Secondo quanto riferito da fonti vicine agli investigatori, la paternità del bambino va attribuita al minore. La 35enne è stata sentita dai pm su sua richiesta: l'interrogatorio è stato secretato
L'esame del Dna ha confermato che la paternità del bambino nato l'autunno 2018 all'insegnante 35enne di Prato, indagata per atti sessuali su minore, va attribuita allo studente 14enne con cui la donna avrebbe avuto una relazione. E' quanto riferiscono fonti dell'inchiesta. Gli inquirenti hanno avuto modo di confrontare i Dna del figlioletto e anche dell'adolescente. Per il figlio, la donna ha dato il consenso al prelievo venerdì. Nelle indagini coordinate dai pm Lorenzo Gestri e Lorenzo Boscagli l'attribuire la paternità del bimbo è uno degli elementi necessari per definire i rapporti tra la donna e il minore che dalla primavera 2017 la frequentava per prendere ripetizioni di inglese.
La difesa: interrogatorio secretato
"I campioni del test - aveva detto in mattinata uno degli avvocati della professoressa, Mattia Alfano - sono stati eseguiti e i risultati ci saranno a ore: la verità dei fatti secondo noi prescinde da questo risultato ed è per questo che abbiamo chiesto che sia sentita subito dagli investigatori". Il legale e l'altro difensore della donna, Massimo Nistri, hanno presentato la richiesta di poter fare dichiarazioni spontanee, quindi già nel pomeriggio di lunedì la procura di Prato ha convocato la 35enne negli uffici degli inquirenti. L'insegnante è stata sentita circa due ore e mezzo e l'interrogatorio èstato secretato. "Non possiamo dire niente: l'interrogatorio è stato secretato", hanno detto uscendo gli stessi avvocati Alfano e Nistri.
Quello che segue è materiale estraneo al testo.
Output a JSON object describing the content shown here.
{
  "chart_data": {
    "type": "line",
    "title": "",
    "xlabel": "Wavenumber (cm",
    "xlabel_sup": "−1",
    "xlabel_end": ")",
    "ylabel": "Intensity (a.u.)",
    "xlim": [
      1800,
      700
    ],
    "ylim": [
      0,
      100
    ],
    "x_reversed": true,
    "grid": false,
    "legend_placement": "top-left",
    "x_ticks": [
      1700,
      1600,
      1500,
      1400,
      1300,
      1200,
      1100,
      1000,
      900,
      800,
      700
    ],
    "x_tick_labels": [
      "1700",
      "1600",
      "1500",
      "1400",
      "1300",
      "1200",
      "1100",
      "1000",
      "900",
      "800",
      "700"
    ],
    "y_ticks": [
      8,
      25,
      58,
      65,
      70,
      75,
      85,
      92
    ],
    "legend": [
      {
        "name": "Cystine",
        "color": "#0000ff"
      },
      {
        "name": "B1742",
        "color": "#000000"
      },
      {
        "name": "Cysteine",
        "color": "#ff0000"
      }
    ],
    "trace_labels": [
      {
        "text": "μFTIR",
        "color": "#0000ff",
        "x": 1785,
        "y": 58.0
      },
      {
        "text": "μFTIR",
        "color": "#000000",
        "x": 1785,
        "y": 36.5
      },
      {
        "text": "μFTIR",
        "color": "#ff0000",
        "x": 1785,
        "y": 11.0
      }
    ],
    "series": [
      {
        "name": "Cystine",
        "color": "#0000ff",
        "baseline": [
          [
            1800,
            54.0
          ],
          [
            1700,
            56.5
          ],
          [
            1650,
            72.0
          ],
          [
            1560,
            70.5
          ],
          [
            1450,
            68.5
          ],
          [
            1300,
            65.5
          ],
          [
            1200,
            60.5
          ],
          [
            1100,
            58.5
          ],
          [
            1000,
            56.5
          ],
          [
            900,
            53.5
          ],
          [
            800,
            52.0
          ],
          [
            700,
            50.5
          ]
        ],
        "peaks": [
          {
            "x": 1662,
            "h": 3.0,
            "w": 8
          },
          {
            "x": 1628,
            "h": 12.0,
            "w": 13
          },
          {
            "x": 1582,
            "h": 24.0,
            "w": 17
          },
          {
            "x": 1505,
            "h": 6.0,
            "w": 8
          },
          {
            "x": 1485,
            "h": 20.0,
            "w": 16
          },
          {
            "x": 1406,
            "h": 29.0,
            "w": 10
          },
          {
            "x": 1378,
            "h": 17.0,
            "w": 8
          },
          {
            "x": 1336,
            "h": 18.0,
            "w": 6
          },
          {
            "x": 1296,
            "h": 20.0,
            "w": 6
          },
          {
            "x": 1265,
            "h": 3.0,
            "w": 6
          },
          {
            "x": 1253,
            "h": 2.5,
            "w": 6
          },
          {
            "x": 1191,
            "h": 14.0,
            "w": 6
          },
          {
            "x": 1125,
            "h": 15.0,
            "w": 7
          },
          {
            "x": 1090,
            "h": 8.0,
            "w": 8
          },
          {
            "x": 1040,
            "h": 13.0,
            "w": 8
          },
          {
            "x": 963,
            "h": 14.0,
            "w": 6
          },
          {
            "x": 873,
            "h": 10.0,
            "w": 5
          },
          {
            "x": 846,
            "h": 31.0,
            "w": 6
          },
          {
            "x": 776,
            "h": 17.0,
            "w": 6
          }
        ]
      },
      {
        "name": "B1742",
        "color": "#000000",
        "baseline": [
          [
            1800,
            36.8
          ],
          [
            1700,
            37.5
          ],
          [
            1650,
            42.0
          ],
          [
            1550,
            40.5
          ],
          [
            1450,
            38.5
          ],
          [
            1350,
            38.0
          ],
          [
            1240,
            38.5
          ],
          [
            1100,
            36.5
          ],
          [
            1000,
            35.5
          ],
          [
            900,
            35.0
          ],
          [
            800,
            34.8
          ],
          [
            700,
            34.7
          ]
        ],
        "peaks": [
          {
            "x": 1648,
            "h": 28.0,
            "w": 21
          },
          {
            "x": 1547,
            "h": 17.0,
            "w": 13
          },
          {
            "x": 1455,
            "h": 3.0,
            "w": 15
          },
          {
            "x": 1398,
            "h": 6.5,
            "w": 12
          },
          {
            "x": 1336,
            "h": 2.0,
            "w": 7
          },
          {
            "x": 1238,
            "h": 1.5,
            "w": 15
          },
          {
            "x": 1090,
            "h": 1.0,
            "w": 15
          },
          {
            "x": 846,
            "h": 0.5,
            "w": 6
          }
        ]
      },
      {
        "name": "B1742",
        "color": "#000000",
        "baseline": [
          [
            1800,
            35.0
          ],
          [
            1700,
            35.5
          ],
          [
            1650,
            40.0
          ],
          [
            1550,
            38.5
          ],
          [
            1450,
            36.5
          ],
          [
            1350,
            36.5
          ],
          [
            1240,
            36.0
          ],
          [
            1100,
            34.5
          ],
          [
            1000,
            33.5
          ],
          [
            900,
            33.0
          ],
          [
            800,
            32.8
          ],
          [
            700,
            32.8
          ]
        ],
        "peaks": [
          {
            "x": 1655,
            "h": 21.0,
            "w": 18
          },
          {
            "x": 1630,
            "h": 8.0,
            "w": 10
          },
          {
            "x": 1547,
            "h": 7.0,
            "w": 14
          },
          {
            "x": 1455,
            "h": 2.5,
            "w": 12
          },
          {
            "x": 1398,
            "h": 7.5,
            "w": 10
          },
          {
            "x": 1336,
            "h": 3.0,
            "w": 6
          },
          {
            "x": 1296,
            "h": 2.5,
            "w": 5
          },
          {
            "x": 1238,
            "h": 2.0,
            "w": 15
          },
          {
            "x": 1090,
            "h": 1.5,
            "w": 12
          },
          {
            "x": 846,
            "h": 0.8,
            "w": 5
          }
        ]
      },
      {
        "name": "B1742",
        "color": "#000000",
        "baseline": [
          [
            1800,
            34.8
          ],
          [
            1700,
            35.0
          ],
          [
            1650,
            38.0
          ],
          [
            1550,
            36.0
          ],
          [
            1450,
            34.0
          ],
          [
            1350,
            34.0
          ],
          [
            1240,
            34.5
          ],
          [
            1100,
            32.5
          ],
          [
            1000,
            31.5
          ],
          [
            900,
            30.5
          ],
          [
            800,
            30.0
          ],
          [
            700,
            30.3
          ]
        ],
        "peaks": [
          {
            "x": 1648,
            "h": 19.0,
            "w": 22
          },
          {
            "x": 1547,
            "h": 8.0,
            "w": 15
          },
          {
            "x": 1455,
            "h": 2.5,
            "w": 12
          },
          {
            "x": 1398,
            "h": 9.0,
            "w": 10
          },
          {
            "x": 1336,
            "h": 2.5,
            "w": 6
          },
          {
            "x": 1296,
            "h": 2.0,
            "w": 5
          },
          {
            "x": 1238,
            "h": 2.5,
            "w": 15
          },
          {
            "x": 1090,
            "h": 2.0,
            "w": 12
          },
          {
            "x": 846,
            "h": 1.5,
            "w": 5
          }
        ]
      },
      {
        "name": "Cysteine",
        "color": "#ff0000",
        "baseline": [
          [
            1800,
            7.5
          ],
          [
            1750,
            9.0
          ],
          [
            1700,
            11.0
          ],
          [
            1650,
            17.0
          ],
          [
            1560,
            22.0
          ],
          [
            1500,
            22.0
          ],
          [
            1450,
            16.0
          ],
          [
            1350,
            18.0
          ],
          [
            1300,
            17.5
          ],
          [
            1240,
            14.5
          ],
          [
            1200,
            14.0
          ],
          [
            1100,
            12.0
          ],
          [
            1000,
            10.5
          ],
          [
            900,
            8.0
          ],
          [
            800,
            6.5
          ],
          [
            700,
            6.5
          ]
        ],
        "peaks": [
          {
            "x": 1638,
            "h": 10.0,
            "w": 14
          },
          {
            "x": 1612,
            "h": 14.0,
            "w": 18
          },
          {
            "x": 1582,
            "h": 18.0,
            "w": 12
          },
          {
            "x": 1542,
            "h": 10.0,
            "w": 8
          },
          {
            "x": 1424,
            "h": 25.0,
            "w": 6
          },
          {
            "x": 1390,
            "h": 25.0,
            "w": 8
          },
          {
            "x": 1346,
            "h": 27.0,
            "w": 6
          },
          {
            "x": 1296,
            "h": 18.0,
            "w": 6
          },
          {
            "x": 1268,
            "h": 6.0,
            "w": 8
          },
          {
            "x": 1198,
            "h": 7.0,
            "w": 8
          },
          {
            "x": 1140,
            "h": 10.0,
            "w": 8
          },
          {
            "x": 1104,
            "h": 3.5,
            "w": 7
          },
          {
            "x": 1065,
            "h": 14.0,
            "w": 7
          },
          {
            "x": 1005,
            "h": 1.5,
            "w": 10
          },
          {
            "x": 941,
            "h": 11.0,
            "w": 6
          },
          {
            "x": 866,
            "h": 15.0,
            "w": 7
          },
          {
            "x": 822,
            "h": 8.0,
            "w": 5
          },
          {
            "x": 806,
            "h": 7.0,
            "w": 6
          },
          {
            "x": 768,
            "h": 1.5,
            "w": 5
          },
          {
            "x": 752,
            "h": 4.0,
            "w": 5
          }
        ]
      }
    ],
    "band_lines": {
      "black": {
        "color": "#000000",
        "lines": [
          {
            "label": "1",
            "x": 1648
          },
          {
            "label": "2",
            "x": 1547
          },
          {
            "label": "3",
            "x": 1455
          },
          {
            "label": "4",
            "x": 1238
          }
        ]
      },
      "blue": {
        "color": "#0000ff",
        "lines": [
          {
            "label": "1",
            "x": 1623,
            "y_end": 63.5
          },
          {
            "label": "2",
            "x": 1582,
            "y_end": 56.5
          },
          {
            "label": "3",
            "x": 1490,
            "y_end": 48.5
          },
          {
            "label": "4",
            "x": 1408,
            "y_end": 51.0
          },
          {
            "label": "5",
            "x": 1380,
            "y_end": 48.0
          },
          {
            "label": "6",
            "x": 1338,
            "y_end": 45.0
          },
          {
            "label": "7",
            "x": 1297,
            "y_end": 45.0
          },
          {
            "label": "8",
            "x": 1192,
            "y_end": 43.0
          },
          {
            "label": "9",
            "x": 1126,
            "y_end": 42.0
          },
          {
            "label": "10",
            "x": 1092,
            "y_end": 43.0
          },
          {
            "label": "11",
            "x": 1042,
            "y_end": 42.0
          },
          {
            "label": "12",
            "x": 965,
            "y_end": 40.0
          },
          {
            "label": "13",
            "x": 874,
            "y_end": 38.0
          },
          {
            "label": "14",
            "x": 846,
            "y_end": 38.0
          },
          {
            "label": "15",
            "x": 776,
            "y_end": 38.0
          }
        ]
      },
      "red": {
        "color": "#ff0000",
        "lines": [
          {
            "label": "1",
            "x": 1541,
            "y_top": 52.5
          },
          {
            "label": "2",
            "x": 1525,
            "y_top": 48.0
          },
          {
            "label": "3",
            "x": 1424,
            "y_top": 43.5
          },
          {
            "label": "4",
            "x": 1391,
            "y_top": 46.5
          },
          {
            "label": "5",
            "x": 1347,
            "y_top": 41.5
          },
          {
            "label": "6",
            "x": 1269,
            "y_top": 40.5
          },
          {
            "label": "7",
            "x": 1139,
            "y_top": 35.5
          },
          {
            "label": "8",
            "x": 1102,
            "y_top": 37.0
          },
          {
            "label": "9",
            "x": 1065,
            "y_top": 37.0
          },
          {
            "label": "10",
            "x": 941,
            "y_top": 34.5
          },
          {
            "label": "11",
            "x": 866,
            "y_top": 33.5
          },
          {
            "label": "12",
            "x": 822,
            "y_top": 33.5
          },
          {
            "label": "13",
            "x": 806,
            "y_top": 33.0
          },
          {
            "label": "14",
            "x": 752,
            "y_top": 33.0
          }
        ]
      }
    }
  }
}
La professoressa di inglese è arrivata in procura con il marito (che peraltro ha riconosciuto il bambino come proprio), passando da un'entrata secondaria mentre i suoi avvocati hanno raggiunto gli uffici dei pm dall'ingresso principale, passando davanti a telecamere e giornalisti ma senza rilasciare dichiarazioni. All'interrogatorio, oltre ai due sostituti procuratori titolari dell'inchiesta, ha partecipato anche il capo della squadra mobile Gianluca Aurilia che guida le indagini, scaturite da una denuncia dei genitori del 15enne presentata contro la 35enne un paio di settimane fa circa. La famiglia del ragazzo si è attivata con la querela contro l'insegnante, che è una loro conoscente, anche per la nascita del bambino, circostanza che la 35enne avrebbe fatto presente al 15enne mettendolo in crisi. Anche così il ragazzo si sarebbe aperto coi genitori che hanno preso l'iniziativa di andare a riferire tutto alla polizia. Le indagini punterebbero ora a ricostruire il contenuto dei cellulari di entrambi i protagonisti.